With seven regular season games remaining in her college career, she’s focused on setting an example for the 12 younger Lady Toppers. 

“As a senior, you’re expected to be a leader,” McGee said. “Even if it’s not scoring the most points or anything like that. It’s about molding everyone else. So that way, when you leave, they can continue the greatness.

“If we just follow the game plan, keep getting better defensively and stick together as a team, I would honestly say there’s not too much we can’t do,” she said. “I’m going to be realistic, but we can be a really great team when we’re listening and when we’re sticking together and playing our game.”

McGee graduated in December with a degree in Interdisciplinary Studies, and has always had aspirations of becoming a coach after her playing career. Naturally, she’s been learning as much as she can from Clark-Heard, who recorded the highest single-season turnaround in the Sun Belt conference in just her first year as a D-I coach. 

“She gets on me sometimes,” McGee said. “She always says I’m always trying to read her, but I think that’s just the inner coach in me because I do always look at her and what she’s doing…she always says she’s preparing me because she knows I want to be a coach.”

McGee has endured an unconventional ride through her college career, but McGee’s father, who still gets goose bumps when thinking about his daughter’s success, believes her faith is what has allowed her to be so tough. 

“What I’m so proud of is not so much when she puts the ball in the basket or makes a pass,” he said. “I’m proud of her resilience and her strength. She has had to deal with a lot.

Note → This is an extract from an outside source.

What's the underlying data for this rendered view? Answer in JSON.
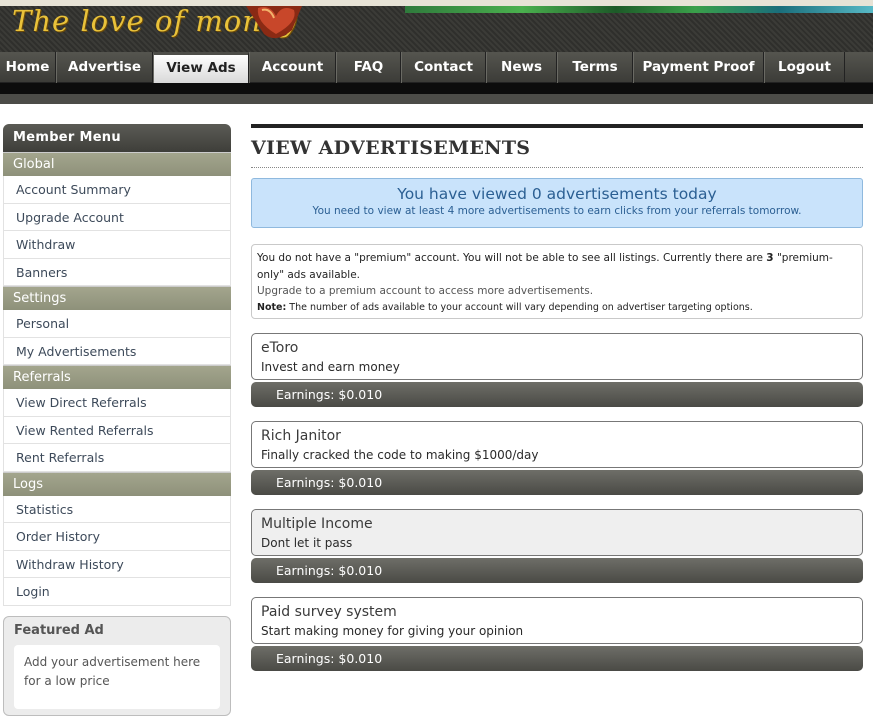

“I believe that all of us have a destiny and God is looking over us all…I believe with her faith in God and the things that God has in store, it makes her resilient,” John McGee said. “Even when she’s going through things, she knows to go back to God.”

Despite the many ups and downs on McGee’s roller-coaster journey, two factors of her life have remained constant – her faith and family.

“God first,” McGee said. “I do have a great relationship with God…that kills most of my doubt. Then my family…I just have a great supporting cast. I know there’s a good handful of people that I can call on when I’m down and they’re going to do whatever they have to do to pick me back up.”